秦濤沒有理會韓子怡,話鋒一轉,繼續說道:“但話又說回來,昨天晚上我在現場,他對您的所作所為實在是太過分了,連我這個外人都看不下去了,您如果現在就回去,他只會更加瞧不起您,以后會更加的變本加厲,您希望得到一個這樣的結果嗎?”
韓秀蘭嘆氣搖頭。
秦濤又道:“再者說了,昨天蘇瑾和韓總那般為您撐腰,也說了很多狠話,您如果現在回去,那蘇瑾和韓總的臉面就真的丟在地上了,您想想是不是這個理?”
“你……你說得也對,是我考慮不周,哎!”
韓秀蘭仔細想了想,覺得秦濤說的有道理,于是嘆了口氣,對蘇瑾說道:“小瑾,對不起啊,是我沒有考慮周全,我不回去了,你別生我的氣,行嗎?”

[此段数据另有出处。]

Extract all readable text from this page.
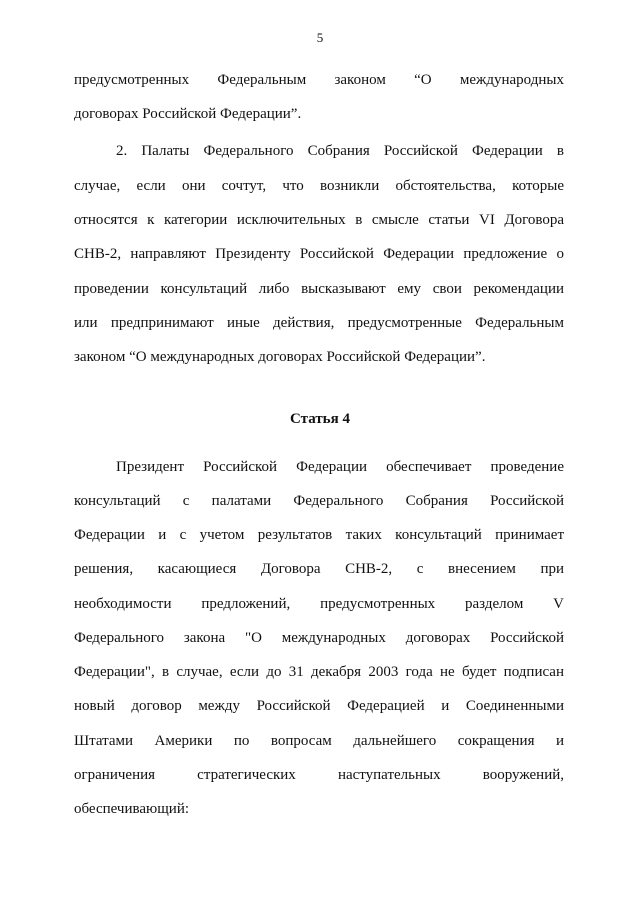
5
предусмотренных Федеральным законом “О международных
договорах Российской Федерации”.
2. Палаты Федерального Собрания Российской Федерации в
случае, если они сочтут, что возникли обстоятельства, которые
относятся к категории исключительных в смысле статьи VI Договора
СНВ-2, направляют Президенту Российской Федерации предложение о
проведении консультаций либо высказывают ему свои рекомендации
или предпринимают иные действия, предусмотренные Федеральным
законом “О международных договорах Российской Федерации”.
Статья 4
Президент Российской Федерации обеспечивает проведение
консультаций с палатами Федерального Собрания Российской
Федерации и с учетом результатов таких консультаций принимает
решения, касающиеся Договора СНВ-2, с внесением при
необходимости предложений, предусмотренных разделом V
Федерального закона "О международных договорах Российской
Федерации", в случае, если до 31 декабря 2003 года не будет подписан
новый договор между Российской Федерацией и Соединенными
Штатами Америки по вопросам дальнейшего сокращения и
ограничения стратегических наступательных вооружений,
обеспечивающий:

蘇瑾輕輕吁了口氣,走到韓秀蘭跟前,輕輕摸了摸韓秀蘭額頭上的傷口,柔聲問道:“還疼嗎?”
韓秀蘭先是點頭,又忙搖頭,擠出笑,“不疼了!”
“怎么可能不疼!”蘇瑾紅著眼眶問:“媽,您真的不能跟他徹底了斷嗎?以后我跟子怡可以給您養老送終,您何必還要回去被她虐待?”
“小瑾,這事咱們先不說了行嗎?我答應你,先不回去了,這事讓我再好好考慮考慮!”
“可是,媽……”
“蘇瑾,你韓阿姨自己多想想吧,畢竟……那是她的人生!”
蘇瑾還要強行勸說,被秦濤的話給攔住了。
蘇瑾還是非常聽秦濤的話的,于是嘆了口氣,神情失落的不再說什么。
將韓秀蘭送回房間后,三人坐在別墅客廳喝茶。
韓子怡氣呼呼的,腮幫子氣得圓鼓鼓地抱怨道:“真是記吃不記打,都快把我給氣死了,早上差點直接氣暈過去,我是作了什么孽,攤上這么個親姐!”
秦濤端起茶杯喝了口茶,苦笑道:“當局者迷旁觀者清,咱們是站在旁觀者的角度,冷靜地幫她分析她該怎么做,她應該怎么做,但她作為當局者,里面有很多內在因素,導致她做出了其他選擇,比如她跟蘇炳昌風風雨雨一起過了三十多年,兩人肯定一起經歷過很多事情,她對蘇炳昌的感情已經屬于親情,你讓她直接一刀切地跟蘇炳昌斷絕關系,她肯定是做不到的,這需要一個慢慢消化的過程,所以剛才蘇瑾繼續勸說的時候,我攔住了蘇瑾的話,原因就在這里。”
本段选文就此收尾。